Critères:  hagé couleurs médical enceinte volupté cérébral revede nonéro
Auteur : Olaf      Envoi mini-message
Eros et Thanatos

Je ne me souviens pas avoir tété à ma naissance.

Logique, personne ne s’en souvient. Je veux dire qu’en ce qui me concerne, je n’ai jamais trouvé aucune trace d’allaitement dans les photos de famille. Je me suis vu un biberon à la main, mais pas suspendu à une mamelle.

De toute façon, je n’ai jamais osé poser la question, et on ne m’a rien raconté à ce sujet. On n’était pas du genre à causer de ça chez nous. Et j’imagine mal ma mère y prendre plaisir. Je ne sais même pas à quoi elle a bien pu prendre plaisir, ma mère, dans sa vie.

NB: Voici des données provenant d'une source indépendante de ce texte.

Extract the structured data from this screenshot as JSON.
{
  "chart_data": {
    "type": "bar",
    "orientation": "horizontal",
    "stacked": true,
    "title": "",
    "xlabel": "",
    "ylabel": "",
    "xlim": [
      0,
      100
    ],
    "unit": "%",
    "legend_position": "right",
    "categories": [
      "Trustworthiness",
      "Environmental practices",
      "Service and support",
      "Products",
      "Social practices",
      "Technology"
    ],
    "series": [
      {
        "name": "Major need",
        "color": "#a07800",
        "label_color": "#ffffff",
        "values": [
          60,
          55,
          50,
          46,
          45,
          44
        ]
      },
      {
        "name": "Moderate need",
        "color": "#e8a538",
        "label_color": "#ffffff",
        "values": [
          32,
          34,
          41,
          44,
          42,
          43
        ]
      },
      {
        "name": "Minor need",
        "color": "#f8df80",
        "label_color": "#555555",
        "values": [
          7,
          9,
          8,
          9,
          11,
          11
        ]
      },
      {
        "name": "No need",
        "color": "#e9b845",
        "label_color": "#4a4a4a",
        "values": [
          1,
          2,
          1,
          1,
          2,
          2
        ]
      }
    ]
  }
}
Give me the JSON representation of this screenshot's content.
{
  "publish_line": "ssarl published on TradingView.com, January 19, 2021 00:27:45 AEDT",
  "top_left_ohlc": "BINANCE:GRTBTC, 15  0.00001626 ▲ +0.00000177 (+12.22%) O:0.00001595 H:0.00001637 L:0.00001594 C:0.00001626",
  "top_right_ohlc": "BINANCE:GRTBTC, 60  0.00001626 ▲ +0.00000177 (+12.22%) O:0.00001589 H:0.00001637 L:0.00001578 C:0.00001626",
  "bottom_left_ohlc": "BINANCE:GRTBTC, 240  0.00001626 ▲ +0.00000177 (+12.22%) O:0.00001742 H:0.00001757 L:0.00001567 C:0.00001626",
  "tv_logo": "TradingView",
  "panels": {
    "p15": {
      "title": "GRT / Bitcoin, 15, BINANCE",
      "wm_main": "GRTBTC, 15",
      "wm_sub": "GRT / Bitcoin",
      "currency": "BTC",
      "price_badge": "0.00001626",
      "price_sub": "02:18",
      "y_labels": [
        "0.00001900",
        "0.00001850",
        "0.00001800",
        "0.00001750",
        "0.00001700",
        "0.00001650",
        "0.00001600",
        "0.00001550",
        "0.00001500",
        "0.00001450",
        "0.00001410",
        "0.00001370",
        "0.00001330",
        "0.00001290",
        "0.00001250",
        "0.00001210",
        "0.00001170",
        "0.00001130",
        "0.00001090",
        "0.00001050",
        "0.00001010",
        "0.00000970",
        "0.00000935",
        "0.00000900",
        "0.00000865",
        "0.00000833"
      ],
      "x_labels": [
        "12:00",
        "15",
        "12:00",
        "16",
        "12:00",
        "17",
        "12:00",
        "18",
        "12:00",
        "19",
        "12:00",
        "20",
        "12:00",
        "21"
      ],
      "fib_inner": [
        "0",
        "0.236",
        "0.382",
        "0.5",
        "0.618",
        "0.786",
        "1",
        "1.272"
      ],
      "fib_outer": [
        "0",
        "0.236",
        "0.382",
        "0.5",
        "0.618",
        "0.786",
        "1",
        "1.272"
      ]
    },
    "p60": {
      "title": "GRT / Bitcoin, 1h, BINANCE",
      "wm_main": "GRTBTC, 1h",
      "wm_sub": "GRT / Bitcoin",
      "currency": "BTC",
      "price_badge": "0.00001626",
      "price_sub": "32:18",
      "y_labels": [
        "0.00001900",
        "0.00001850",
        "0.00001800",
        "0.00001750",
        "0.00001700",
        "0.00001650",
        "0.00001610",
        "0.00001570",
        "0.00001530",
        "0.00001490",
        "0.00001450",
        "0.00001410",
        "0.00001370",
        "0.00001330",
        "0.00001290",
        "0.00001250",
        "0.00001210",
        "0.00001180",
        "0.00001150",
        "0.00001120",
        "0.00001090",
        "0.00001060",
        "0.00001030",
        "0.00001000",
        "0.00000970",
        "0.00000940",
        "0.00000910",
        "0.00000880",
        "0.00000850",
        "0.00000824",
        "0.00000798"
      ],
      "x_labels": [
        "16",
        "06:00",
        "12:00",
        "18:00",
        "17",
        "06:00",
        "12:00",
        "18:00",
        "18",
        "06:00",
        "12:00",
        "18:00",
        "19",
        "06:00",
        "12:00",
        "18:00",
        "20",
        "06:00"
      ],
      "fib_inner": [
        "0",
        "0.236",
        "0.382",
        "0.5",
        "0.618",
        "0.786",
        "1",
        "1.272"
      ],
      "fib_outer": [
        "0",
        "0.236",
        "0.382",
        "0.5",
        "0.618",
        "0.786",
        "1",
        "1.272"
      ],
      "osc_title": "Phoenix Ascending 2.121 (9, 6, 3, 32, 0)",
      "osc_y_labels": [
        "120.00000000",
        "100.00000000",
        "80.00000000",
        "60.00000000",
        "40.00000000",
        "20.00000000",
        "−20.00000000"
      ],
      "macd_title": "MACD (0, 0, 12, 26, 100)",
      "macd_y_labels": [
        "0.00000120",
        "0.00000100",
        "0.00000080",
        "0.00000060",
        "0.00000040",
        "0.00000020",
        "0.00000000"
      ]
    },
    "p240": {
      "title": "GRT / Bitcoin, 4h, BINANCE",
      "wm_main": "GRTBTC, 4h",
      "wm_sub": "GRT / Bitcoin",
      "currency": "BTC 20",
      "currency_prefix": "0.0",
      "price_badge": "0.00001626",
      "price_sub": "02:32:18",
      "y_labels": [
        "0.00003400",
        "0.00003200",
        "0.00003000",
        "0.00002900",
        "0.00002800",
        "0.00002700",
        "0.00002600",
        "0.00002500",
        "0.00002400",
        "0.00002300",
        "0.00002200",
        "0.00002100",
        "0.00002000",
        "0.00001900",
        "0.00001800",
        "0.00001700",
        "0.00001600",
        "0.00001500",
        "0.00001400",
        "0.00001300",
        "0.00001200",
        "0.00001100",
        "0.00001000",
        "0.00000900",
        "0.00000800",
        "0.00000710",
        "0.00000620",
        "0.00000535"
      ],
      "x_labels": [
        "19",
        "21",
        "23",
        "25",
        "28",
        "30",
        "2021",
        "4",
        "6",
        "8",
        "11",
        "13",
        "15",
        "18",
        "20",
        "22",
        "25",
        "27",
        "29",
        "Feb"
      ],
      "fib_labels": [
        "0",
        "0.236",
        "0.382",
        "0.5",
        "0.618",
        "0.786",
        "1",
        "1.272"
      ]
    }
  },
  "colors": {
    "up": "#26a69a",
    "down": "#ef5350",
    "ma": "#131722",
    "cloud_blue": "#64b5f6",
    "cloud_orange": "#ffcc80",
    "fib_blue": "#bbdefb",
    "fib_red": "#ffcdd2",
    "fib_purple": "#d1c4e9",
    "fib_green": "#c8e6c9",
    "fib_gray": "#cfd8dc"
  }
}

Si j’en ai bu, de son lait, il devait avoir le goût du devoir et de la résignation. Le genre de choses qu’un nourrisson repère au premier coup de langue. « Beurk, pas envie de commencer ma vie avec tel un arrière-goût dans la bouche ! »

J’ai sûrement recraché bien vite les mamelons tièdes et peu goûteux qu’elle agitait sous mon nez. Impatiemment, telle que je l’ai connue.

Ce n’est donc pas de côté que me vient l’idée qui occupe depuis quelque temps mon esprit embrumé.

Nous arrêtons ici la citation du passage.